Sri Lanka's largest party warned Tuesday that the island could default on its debt as Moody's slashed its credit rating and a bitter power struggle dragged into a fourth week.

The South Asian nation has been gripped by an unprecedented political crisis since the president sacked his prime minister on October 26 and appointed former strongman Mahinda Rajapakse in his place.

Ranil Wickremesinghe, the ousted premier and leader of the United National Party -- the largest single party in parliament -- refused to step down, declaring his sacking illegal.

President Maithripala Sirisena then dissolved parliament and called snap elections for January 5 -- a decision later suspended by the Supreme Court.

The parliament, restored by court order, voted twice to topple Rajapakse last week but he has also refused to step down, leaving Sri Lanka without a government since November 15.

Mangala Samaraweera, a member of Wickremesinghe's party who served as finance minister until the chaos broke out, said he was worried the crisis could lead the country into an ‘economic abyss’.

‘If we don't have a budget approved unveiled in the next few weeks, the government will not be able to spend any money from January 1, 2019,’ he told reporters in Colombo.

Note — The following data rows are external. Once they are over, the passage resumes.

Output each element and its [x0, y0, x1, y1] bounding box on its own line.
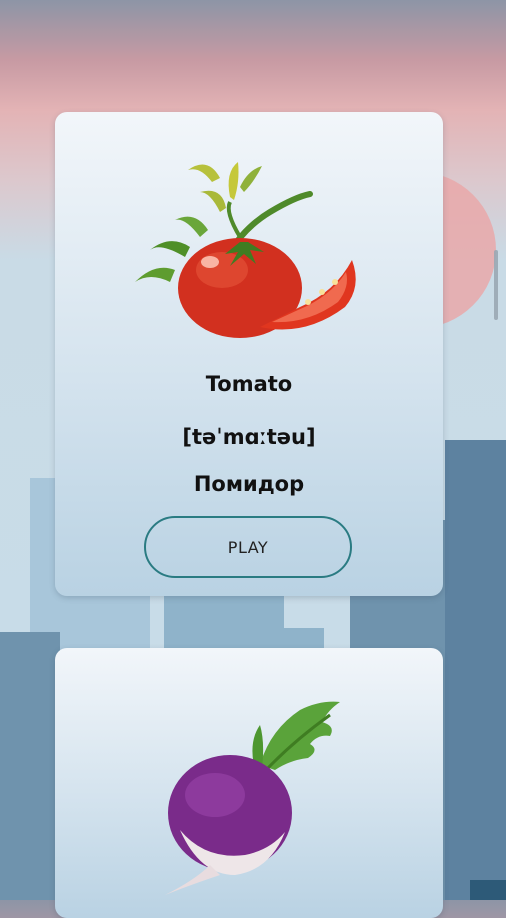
building: [445, 440, 506, 900]
play-button[interactable]: PLAY: [144, 516, 352, 578]
word-title: Tomato: [205, 372, 293, 396]
word-card: Tomato [təˈmɑːtəu] Помидор PLAY: [55, 112, 443, 596]
radish-icon: [165, 701, 340, 895]
word-translation: Помидор: [193, 472, 305, 496]
building: [470, 880, 506, 900]
building: [0, 632, 60, 900]
scrollbar[interactable]: [494, 250, 498, 320]
word-transcription: [təˈmɑːtəu]: [182, 425, 316, 449]
word-card: [55, 648, 443, 918]
tomato-icon: [135, 162, 356, 338]
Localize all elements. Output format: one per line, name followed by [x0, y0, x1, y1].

International ratings agency Moody said its decision to downgrade Sri Lanka's credit rating from B1 to B2 reflected external and internal issues, which were ‘exacerbated most recently by a political crisis which seems likely to have a lasting impact on policy even if ostensibly resolved quickly.’

A credit downgrade means Sri Lanka would have to pay more by way of interest on its foreign borrowings, because of a greater risk of default.

The political unrest also saw the International Monetary Fund (IMF) suspend a tranche of a $1.5-billion bailout loan agreed to in 2016.

Samaraweera said there was a serious risk of the country defaulting on a $1-billion sovereign bond that matures on January 10.

‘We are now in uncharted territory,’ he said. ‘We have never been in a situation where we were unable to meet our foreign debt.’